Scientists spend their grant money on research and proving their bio-pesticide works, but they don’t have the time or funds to solve the commercialization puzzle.

“You also have regulatory uncertainty, changing rules and sometimes unjustifiable rules.”

Henderson agreed that the current system is challenging, but she’s determined to get bio-pesticides onto the market for fruit, vegetables and other crops.

Her team has identified two isolates of a Trichoderma soil fungus that attack soil pathogens in vegetable and berry crops.

Tests that are required to prove the soil fungus is safe include measuring how much is going into the environment, even though the soil fungus is already in the environment.

“We also put it into plots, and quantified what’s coming out the bottom,” she said.

“(But) they are out there, anyway.”

Henderson has received financial help from the National Sciences and Engineering Research Council (NSERC) to assist with commercialization, which will cover some of the costs of safety testing.

“It would be nice if it wasn’t this hard,” Henderson said.

“It’s a matter of being very persistent.

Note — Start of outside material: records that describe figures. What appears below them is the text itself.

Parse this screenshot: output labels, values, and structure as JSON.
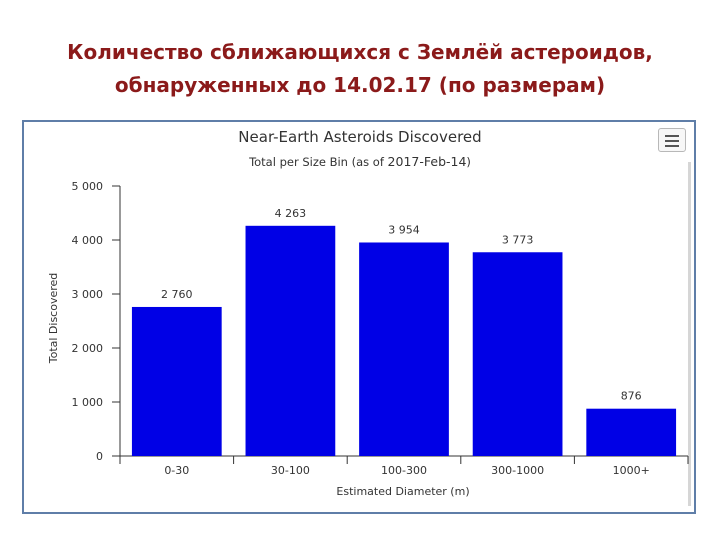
{
  "slide": {
    "title_line1": "Количество сближающихся с Землёй астероидов,",
    "title_line2": "обнаруженных до 14.02.17 (по размерам)"
  },
  "menu": {
    "icon": "hamburger-menu-icon"
  },
  "chart_data": {
    "type": "bar",
    "title": "Near-Earth Asteroids Discovered",
    "subtitle_prefix": "Total per Size Bin (as of ",
    "subtitle_date": "2017-Feb-14",
    "subtitle_suffix": ")",
    "xlabel": "Estimated Diameter (m)",
    "ylabel": "Total Discovered",
    "categories": [
      "0-30",
      "30-100",
      "100-300",
      "300-1000",
      "1000+"
    ],
    "values": [
      2760,
      4263,
      3954,
      3773,
      876
    ],
    "data_labels": [
      "2 760",
      "4 263",
      "3 954",
      "3 773",
      "876"
    ],
    "ylim": [
      0,
      5000
    ],
    "yticks": [
      0,
      1000,
      2000,
      3000,
      4000,
      5000
    ],
    "ytick_labels": [
      "0",
      "1 000",
      "2 000",
      "3 000",
      "4 000",
      "5 000"
    ],
    "bar_color": "#0000e6",
    "grid": false,
    "legend": "none"
  }
}
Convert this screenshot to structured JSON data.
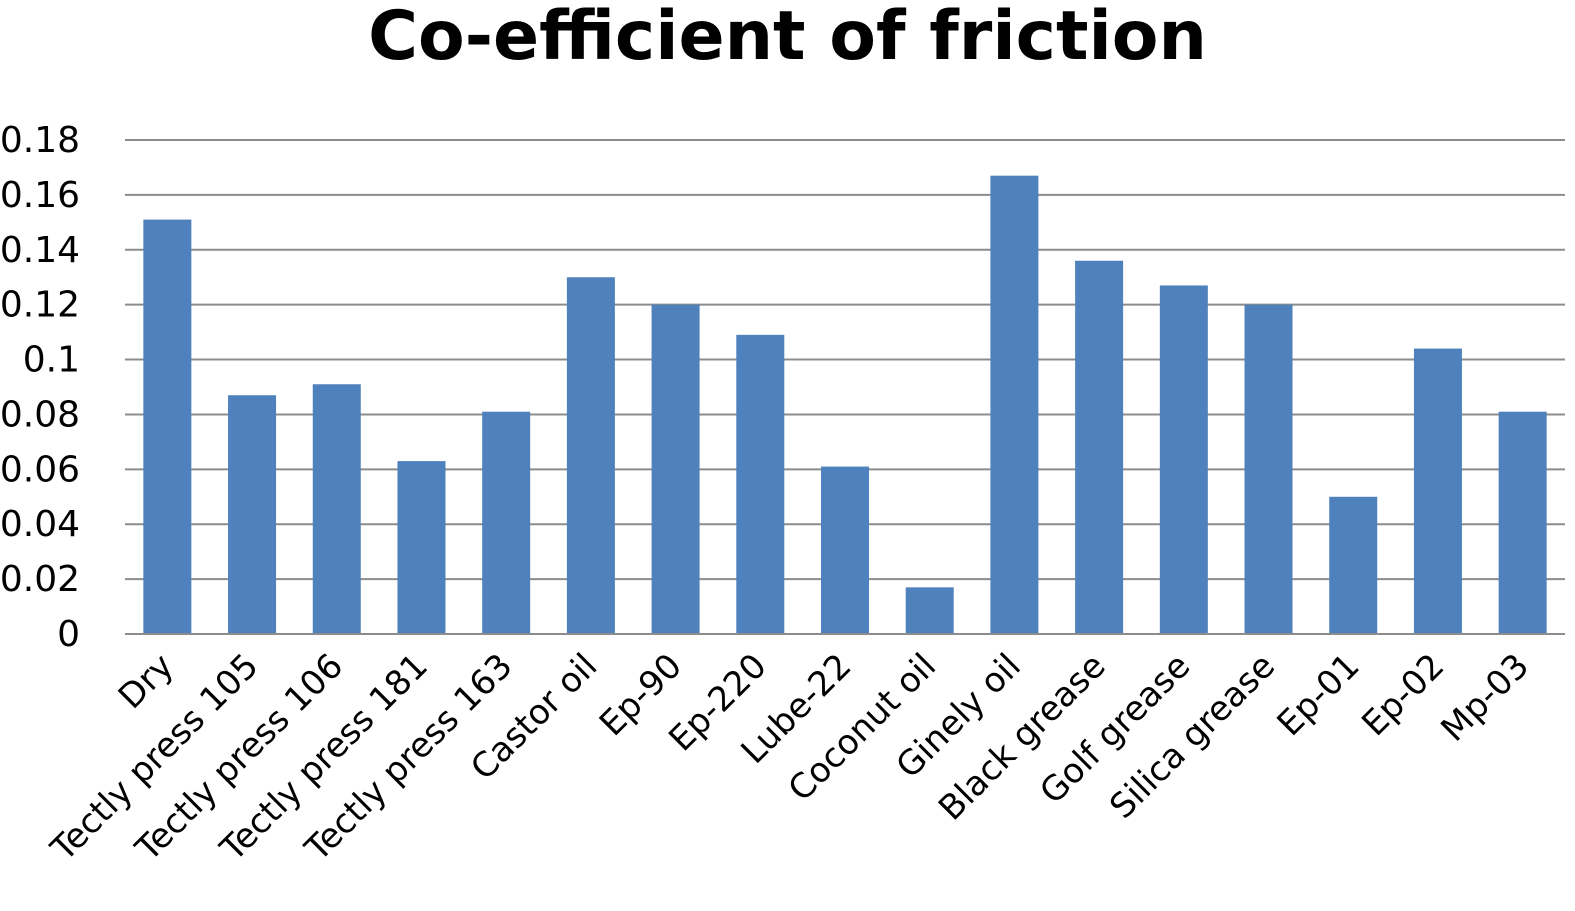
{
  "chart_data": {
    "type": "bar",
    "title": "Co-efficient of friction",
    "xlabel": "",
    "ylabel": "",
    "ylim": [
      0,
      0.18
    ],
    "yticks": [
      "0",
      "0.02",
      "0.04",
      "0.06",
      "0.08",
      "0.1",
      "0.12",
      "0.14",
      "0.16",
      "0.18"
    ],
    "grid": true,
    "legend": "none",
    "bar_color": "#4F81BD",
    "categories": [
      "Dry",
      "Tectly press 105",
      "Tectly press 106",
      "Tectly press 181",
      "Tectly press 163",
      "Castor oil",
      "Ep-90",
      "Ep-220",
      "Lube-22",
      "Coconut oil",
      "Ginely oil",
      "Black grease",
      "Golf grease",
      "Silica grease",
      "Ep-01",
      "Ep-02",
      "Mp-03"
    ],
    "values": [
      0.151,
      0.087,
      0.091,
      0.063,
      0.081,
      0.13,
      0.12,
      0.109,
      0.061,
      0.017,
      0.167,
      0.136,
      0.127,
      0.12,
      0.05,
      0.104,
      0.081
    ]
  }
}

Maybe I’m a very persistent person.”

Johnson isn’t giving up on his bio-pesticide for grasshoppers. He has continued to study the soil fungus to see if it works on other pests, such as lygus bugs.

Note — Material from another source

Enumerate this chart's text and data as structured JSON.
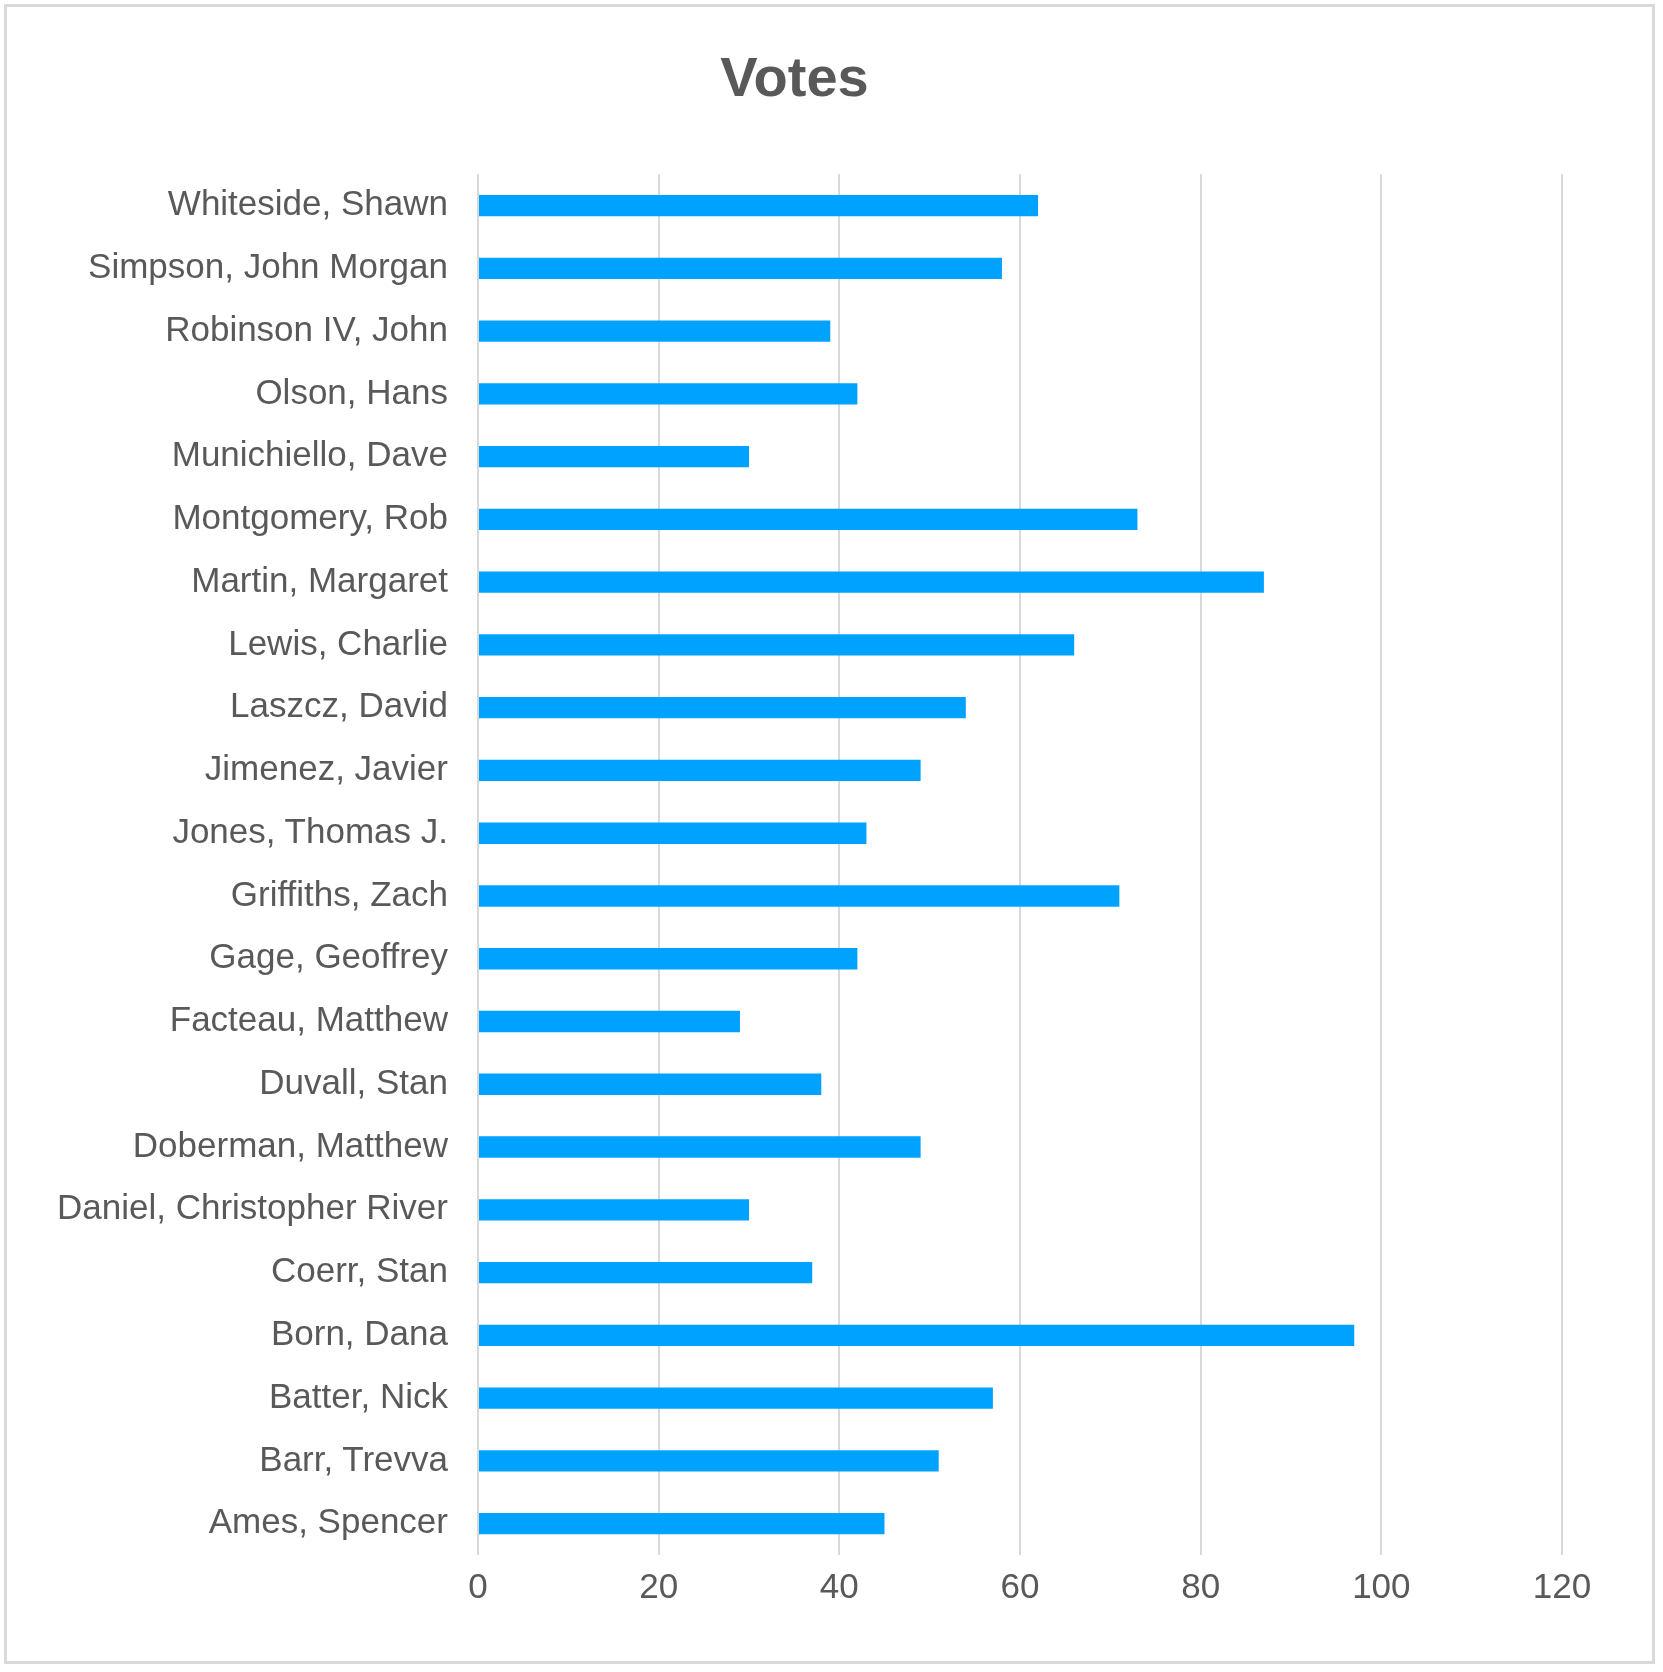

A number of years ago, representatives from the air force base at Cold Lake contacted Johnson about the bio-pesticide because they were having problems with grasshoppers near the airfield.

The grasshoppers would attract birds, and bird strikes are a major risk for fighter jets taking off from the base. Chemical insecticides were not an option because such products were prohibited around Cold Lake.

So Johnson took his soil fungus to northeastern Alberta, and it worked.

“We did a big study up there for two years, and we did suppress the grasshoppers,” he said, which reduced the bird population around the air force base.

Other airports in Canada heard about the research, and the Bird Strike Association of Canada invited Johnson to speak at its annual meeting.

That sort of feedback was encouraging.

“When our project was basically killed … I wasn’t so optimistic, but things are better now,” Johnson said.

“People care, and they do care about bio-control.”

In a statement, Agriculture Canada said bio-pesticides face several challenges in reaching market, including shelf life, cost of production, target range, registration, compatability with application equipment and the practicalities of integrating a product into production systems.